Rural Utilities Services, an arm of the USDA, invited comments on the implementation of the e-Connectivity Pilot, a $600 million federal grant program to service underserved rural and tribal populations in the U.S.
Faso asked for input from industry stakeholders in the 19th Congressional District for the letter, he said, to make sure that New York "is on the ground floor" of this pilot program. He anticipates this to be only the first round of an expanded pilot.
“We don't want to sit out this round,” Faso said.
New York state dedicated $500 million in its Broadband For All initiative that began in 2015, and stakeholders worry that New York may get shortchanged in this federal funding phase, despite still needing additional resources.
While New York has expanded broadband access, there are still pockets of communities that are not covered.
The stakeholders, seven in all, spoke of the challenges and successes of rural telecommunications in New York state. Issues with data, mapping and cost affect rural areas, where it is not only expensive to build infrastructure, but also to maintain.
The consensus was that budgets should be allocated to each state and that funding should be put toward more accurate mapping and reporting to understand the scope of coverage and correct outdated data. Tim Johnson, chief executive officer of Otsego Electric Cooperative, suggested that “factors of service,” including affordability, latency, speed and capacity, should be criteria in the federal application process. Many in the roundtable discussion agreed.

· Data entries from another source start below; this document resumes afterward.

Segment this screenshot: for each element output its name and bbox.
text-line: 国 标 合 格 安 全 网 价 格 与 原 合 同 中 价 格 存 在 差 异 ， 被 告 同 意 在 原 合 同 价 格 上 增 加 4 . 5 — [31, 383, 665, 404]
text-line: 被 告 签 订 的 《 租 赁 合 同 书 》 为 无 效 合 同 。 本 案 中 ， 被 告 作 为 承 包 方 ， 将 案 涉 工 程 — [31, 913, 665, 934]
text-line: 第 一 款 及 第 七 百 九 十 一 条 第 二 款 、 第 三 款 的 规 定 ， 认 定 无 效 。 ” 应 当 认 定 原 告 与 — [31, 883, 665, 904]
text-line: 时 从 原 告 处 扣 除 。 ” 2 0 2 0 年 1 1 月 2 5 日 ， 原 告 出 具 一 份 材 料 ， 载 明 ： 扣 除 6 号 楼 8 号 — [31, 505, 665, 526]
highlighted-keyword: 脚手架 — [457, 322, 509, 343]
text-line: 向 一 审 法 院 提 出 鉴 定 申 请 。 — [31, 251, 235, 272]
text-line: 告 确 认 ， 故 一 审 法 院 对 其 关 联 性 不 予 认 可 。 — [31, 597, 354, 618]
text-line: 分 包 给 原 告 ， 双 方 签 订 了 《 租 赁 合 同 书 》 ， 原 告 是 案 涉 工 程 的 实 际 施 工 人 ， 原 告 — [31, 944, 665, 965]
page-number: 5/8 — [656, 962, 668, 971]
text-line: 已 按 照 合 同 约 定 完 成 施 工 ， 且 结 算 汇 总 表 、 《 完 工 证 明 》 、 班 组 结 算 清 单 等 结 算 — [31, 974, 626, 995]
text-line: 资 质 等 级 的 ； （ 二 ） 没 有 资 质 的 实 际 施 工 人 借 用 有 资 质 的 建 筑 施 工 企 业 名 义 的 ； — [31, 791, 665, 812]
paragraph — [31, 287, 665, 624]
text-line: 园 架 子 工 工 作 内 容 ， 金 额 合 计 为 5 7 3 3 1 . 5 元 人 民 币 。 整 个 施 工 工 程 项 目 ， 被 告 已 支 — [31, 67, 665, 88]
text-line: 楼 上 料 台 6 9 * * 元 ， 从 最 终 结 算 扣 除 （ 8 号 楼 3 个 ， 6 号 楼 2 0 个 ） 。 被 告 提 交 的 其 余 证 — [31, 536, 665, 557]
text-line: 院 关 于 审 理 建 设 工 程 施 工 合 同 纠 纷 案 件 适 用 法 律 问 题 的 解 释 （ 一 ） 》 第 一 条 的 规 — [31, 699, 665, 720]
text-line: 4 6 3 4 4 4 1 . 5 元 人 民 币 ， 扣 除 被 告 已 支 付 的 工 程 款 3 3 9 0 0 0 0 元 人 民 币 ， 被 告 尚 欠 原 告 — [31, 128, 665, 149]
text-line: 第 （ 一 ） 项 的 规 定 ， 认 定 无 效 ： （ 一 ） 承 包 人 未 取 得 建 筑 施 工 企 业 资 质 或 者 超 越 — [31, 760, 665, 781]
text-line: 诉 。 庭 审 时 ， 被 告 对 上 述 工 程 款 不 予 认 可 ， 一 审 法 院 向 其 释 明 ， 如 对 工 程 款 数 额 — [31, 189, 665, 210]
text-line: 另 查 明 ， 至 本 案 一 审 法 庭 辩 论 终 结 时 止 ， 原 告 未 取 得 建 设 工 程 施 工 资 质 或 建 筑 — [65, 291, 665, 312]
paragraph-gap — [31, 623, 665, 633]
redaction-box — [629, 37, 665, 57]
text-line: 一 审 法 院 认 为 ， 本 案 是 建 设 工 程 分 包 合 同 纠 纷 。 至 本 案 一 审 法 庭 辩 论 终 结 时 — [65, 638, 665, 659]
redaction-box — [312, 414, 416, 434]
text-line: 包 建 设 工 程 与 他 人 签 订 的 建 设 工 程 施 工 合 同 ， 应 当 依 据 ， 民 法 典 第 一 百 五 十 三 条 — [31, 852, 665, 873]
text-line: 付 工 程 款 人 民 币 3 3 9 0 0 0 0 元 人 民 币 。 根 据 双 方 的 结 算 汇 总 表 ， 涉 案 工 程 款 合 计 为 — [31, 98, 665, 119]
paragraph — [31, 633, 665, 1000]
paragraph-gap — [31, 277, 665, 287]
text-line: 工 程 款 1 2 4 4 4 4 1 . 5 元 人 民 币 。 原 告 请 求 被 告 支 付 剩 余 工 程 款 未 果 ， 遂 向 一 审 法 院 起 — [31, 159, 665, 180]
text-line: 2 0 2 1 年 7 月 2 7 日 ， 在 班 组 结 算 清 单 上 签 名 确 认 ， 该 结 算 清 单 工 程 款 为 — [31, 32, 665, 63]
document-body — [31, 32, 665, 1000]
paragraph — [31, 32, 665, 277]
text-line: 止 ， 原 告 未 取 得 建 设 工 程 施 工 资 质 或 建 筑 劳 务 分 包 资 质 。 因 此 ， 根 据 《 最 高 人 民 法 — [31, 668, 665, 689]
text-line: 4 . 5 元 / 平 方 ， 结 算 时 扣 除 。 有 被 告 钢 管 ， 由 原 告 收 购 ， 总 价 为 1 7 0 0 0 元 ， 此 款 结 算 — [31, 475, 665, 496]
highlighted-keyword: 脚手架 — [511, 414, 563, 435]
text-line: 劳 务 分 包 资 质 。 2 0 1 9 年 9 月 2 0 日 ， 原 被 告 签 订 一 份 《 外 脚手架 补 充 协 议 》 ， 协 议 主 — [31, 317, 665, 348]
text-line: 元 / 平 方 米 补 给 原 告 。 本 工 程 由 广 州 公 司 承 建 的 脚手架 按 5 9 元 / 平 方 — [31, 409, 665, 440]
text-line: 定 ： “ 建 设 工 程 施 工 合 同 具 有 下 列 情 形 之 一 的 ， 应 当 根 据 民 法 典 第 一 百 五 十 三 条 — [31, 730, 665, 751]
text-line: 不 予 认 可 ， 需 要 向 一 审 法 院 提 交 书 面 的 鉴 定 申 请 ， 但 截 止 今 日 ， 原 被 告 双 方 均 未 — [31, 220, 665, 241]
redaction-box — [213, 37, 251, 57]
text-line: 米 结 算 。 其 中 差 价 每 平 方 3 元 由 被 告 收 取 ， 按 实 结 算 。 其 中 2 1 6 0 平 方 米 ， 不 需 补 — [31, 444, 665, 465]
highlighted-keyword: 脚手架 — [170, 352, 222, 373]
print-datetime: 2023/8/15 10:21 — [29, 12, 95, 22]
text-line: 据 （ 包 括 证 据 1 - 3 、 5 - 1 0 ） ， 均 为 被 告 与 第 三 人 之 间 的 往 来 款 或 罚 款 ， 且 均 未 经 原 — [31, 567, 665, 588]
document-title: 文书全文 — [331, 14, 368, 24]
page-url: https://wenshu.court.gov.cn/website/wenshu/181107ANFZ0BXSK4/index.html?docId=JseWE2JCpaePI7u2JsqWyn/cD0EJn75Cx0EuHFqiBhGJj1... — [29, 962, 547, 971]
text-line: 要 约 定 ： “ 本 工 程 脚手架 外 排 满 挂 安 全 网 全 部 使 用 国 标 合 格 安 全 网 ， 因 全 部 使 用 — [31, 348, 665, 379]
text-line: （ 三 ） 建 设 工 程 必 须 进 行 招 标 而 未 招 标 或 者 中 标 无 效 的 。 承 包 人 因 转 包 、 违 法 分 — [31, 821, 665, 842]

Jason Miller of Delhi Telephone Company said that New York's standard is 50-100 megabits, abbreviated to mbps, while the federal recommendation is 10-25 mbps, which members agreed is shortsighted.
As Internet use increases, lower-capacity infrastructure will require another major upgrade in 10 years.
Miller said that in 2016, the average household has eight connected devices. By 2020, that number is projected to increase to 14.
“Ten mbps can't support that,” Miller said.
Stakeholders added that telemedicine, an advancing field, will need greater speeds. With the number of people working remotely, broadband is a necessity to keep and attract residents, Faso said.
As the country relies more on the Internet, the question of broadband access is more than one of convenience. Faso said that if the region is to combat population decline and an economic downturn, it must address its technological impediments.